The opening scene alone, in which roguish youths start a melee and assault Arab immigrants, foreshadows a sinister, cruel, and violent tragedy befalling the defiant subordinates.
Jose’s persistent protest ends with the gardener’s son and his mobsters ganging up on and beating the retrenched worker black and blue. Although on the brink of physical collapse, Jose manages to retaliate: He grabs a weapon and stabs the gardener’s son dead.
As satirical as it is farcical, “El Buen Patron” exposes the pettiness and shallowness, if not the sham (to borrow Lauzon’s interpretation), of presenting loyalty awards to employees who serve only the interests of the company that any top executive or manager represents.
Charming yet scheming
In keeping with the film’s ironic title, the boss is indeed a charming and constructive advisor; but he is also a predator, targeting vulnerable (or even willing) victims with his scheming ways.
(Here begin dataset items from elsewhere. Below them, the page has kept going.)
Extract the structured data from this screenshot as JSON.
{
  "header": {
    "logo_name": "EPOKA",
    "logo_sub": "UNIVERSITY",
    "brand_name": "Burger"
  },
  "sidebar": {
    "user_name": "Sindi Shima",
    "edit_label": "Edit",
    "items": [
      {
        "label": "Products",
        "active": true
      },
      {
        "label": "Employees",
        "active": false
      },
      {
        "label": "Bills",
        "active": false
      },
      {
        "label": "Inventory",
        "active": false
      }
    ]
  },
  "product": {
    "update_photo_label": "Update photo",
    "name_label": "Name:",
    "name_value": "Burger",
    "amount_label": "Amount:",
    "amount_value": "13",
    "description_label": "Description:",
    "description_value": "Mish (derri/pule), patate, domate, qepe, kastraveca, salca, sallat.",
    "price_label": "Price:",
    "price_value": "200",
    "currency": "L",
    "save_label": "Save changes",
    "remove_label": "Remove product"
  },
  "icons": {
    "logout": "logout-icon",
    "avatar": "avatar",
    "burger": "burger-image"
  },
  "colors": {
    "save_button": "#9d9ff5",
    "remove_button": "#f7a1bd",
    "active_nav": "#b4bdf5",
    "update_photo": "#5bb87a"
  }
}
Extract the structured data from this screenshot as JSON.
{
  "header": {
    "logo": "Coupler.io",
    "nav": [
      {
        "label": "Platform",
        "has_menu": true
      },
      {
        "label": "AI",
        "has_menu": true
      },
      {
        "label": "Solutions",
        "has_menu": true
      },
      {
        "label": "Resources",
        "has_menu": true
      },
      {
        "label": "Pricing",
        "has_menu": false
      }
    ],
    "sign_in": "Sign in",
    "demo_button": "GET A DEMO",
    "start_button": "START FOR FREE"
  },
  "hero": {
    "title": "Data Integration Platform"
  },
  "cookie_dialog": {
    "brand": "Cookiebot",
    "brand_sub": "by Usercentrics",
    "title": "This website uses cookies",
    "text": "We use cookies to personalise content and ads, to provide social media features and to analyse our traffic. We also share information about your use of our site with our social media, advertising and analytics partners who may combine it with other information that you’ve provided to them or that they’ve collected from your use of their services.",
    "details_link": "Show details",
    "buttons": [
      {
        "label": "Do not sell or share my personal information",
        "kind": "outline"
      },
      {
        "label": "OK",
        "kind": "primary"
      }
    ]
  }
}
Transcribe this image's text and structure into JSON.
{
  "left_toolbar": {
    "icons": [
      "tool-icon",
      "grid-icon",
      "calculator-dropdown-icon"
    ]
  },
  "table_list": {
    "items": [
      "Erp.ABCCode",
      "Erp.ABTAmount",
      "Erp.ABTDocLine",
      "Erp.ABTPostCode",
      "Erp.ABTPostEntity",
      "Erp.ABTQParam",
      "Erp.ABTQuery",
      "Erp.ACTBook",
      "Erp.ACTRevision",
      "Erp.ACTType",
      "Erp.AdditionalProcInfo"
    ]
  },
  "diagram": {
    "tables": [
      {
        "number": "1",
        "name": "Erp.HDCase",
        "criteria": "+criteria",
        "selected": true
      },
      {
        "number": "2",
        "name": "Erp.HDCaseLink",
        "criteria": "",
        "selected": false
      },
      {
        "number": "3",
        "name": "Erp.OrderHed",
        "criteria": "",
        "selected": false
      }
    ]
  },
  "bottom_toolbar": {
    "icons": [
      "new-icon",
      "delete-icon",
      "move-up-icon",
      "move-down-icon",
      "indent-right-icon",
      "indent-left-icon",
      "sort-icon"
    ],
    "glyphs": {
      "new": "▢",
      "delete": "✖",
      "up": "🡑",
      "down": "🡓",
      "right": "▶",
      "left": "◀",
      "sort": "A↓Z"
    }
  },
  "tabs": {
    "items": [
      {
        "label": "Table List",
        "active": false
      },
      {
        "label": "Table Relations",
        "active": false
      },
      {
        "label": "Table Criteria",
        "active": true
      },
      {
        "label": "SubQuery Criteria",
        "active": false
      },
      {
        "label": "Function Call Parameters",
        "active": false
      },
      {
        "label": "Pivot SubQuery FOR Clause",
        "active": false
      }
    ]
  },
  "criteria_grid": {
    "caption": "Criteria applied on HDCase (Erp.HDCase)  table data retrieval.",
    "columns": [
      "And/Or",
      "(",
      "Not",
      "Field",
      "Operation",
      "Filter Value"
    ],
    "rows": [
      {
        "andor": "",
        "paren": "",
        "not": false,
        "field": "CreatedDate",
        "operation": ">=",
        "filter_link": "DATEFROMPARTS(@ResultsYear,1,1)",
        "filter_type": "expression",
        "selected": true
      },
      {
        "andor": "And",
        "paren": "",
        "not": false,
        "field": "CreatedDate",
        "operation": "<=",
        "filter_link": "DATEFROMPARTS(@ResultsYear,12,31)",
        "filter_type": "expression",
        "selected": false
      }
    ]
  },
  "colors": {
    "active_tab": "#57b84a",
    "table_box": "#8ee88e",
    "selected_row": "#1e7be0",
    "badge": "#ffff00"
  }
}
He seduces an ambitious woman intern who readily falls for his wit and whims in bed, and then drops her like a hot potato in the face of a compromising situation that jeopardizes his machismo and high position. Or he demotes his childhood friend and right-hand man in favor of an employee who is deemed more productive (even if non-Spanish), which mars the preservation of his status quo.
Bardem is a quintessential actor playing the oppressive yet captivating boss with artistic depth and commitment. The supporting cast is no less excellent—Julio Blanco’s self-assured better half, his trusted buddy and the latter’s independent-minded wife, the pragmatic on-the-job trainee, the solitary protester, the immigrant worker, and the major and minor members of the rank and file.
What is striking in De Aranoa’s screen argument, after all his propositions on the unfairness of labor practices, is his stand in the final scene of the narrative: Julio Blanco hangs on the wall an appreciation certificate of employment loyalty, with his gardener beside him; gesturing with his hands, the “good” boss shows the uneven posture of the frame, signifying the perennial weighing scale of imbalance.
“El Buen Patron” won the major citations, including for Best Film, Best Director, and Best Actor, at the 2022 Goya Awards (Spain’s equivalent of the American Academy Awards). It premiered at the prestigious 2021 San Sebastian International Film Festival and was one of Spain’s shortlisted films at the International Feature Film category of the 94th Oscars.